At that point SSI becomes a form fill for the registration page.
It ends up being like SSI is just another social provider. But with social providers, we have the signal that we know an IDP is actively working towards eliminating fraud accounts so we have a higher assurance that a registration from that IDP is good. But with SSI everyone is their own IDP so we are missing that signal.


Data Hygiene
One thing DIDs do provide is the ability to update the user's data since the DID can be queried to find updated info about the user. The RP could use this to update the user's phone number which would be a much better experience than what we currently do which is to ask the user to update their information occasionally.

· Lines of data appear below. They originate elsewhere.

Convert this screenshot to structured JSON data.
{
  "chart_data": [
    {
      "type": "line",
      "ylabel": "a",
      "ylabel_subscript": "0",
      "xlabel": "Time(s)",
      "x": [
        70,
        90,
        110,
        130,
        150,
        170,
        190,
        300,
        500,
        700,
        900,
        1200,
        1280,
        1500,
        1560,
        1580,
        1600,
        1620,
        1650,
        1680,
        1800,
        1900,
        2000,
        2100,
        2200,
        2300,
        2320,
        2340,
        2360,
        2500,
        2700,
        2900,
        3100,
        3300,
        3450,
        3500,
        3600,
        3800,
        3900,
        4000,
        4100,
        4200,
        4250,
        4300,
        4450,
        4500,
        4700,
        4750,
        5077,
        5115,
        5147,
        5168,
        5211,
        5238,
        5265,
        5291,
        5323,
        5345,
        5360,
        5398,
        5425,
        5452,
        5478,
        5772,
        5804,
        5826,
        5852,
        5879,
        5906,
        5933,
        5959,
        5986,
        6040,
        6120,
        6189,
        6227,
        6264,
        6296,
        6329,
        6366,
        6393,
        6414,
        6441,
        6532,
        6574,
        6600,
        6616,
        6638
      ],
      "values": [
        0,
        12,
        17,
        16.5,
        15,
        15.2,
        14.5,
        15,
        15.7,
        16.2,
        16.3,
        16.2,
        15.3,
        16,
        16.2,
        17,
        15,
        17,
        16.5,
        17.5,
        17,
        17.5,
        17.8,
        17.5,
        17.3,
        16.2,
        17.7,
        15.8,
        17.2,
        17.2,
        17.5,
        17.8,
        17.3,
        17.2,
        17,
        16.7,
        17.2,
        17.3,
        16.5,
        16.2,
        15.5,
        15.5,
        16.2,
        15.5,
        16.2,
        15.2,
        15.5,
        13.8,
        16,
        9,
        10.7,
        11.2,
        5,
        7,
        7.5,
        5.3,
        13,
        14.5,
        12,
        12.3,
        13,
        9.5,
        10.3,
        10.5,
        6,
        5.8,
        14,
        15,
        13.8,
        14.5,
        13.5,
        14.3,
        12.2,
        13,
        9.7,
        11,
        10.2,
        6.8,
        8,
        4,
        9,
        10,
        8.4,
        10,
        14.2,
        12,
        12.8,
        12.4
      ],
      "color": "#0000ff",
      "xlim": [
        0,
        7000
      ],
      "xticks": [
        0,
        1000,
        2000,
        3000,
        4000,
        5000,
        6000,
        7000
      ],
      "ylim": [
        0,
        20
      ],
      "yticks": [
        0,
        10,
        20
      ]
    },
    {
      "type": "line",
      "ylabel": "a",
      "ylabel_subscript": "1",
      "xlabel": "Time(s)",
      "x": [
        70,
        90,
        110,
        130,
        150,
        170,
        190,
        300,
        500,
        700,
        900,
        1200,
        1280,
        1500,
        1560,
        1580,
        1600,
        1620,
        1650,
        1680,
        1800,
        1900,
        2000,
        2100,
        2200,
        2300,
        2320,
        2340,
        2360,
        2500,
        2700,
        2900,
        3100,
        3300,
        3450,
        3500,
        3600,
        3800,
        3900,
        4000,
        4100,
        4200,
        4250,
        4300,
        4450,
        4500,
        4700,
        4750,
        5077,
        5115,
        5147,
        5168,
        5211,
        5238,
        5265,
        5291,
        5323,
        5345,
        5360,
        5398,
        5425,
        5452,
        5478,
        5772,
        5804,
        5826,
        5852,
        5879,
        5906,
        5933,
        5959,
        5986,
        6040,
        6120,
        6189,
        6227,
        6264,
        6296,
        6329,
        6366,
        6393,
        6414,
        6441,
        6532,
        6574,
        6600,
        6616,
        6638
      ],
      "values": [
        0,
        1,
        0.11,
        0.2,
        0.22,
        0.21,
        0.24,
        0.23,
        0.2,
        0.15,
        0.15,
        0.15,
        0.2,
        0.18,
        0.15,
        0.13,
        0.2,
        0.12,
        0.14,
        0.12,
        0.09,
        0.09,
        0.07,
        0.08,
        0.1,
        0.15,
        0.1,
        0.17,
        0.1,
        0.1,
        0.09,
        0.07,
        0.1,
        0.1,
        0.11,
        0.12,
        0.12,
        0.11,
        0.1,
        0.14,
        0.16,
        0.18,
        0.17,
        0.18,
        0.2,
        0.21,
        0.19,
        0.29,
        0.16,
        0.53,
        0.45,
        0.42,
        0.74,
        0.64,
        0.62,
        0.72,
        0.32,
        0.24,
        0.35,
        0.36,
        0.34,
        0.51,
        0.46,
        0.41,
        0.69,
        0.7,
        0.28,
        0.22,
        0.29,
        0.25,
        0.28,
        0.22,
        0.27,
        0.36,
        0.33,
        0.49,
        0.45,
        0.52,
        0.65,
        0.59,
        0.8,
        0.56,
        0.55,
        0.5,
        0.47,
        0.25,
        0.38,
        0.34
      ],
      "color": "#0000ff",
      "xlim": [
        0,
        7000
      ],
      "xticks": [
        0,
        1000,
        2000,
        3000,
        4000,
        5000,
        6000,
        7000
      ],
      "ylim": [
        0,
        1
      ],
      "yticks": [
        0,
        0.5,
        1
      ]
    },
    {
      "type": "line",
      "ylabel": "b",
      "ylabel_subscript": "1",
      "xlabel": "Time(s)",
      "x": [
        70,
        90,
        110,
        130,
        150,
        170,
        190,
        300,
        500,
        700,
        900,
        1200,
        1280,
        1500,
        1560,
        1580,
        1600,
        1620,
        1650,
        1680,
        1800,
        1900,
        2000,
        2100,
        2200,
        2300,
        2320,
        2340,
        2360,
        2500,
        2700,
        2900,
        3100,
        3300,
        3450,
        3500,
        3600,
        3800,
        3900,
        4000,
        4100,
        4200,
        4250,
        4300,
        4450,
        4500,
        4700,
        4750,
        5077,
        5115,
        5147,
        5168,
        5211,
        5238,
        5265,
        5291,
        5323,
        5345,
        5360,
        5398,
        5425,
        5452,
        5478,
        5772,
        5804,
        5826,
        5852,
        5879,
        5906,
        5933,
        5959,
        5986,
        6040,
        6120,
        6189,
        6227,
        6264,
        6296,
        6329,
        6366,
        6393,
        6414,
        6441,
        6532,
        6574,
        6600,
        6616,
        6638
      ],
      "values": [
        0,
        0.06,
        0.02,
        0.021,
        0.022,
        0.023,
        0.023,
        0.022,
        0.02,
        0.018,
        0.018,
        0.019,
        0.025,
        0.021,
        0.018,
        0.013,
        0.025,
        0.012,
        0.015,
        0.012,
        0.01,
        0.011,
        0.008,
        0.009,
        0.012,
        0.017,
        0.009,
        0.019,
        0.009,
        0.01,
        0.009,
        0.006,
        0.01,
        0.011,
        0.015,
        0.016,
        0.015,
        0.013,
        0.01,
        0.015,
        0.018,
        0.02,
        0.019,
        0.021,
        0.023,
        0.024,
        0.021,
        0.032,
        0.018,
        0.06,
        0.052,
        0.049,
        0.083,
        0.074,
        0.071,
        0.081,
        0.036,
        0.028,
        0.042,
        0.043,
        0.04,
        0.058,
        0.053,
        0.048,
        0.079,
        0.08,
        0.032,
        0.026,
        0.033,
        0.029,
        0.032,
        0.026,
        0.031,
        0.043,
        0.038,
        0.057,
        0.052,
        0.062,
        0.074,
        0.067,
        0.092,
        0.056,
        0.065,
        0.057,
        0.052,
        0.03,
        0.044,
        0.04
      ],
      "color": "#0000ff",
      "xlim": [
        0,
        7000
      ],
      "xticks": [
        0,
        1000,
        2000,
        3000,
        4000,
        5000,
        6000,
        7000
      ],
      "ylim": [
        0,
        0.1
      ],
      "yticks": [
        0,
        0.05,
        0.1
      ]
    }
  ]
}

Relying parties will need to
- support both identity models in parallel
- minimize infrastructure impact
- will need to be involved in the community to know when things are changing
- deal with lack of standardization in the near term


Eve - in order to solve the challenges you identified... do you think that the goals for the current architecture would be compromised by doing this? Even just account linking or account recovery are kind of counter to the goals.


George - I just don't see this right now being practical to have just one DID method for a user account with no recovery plan.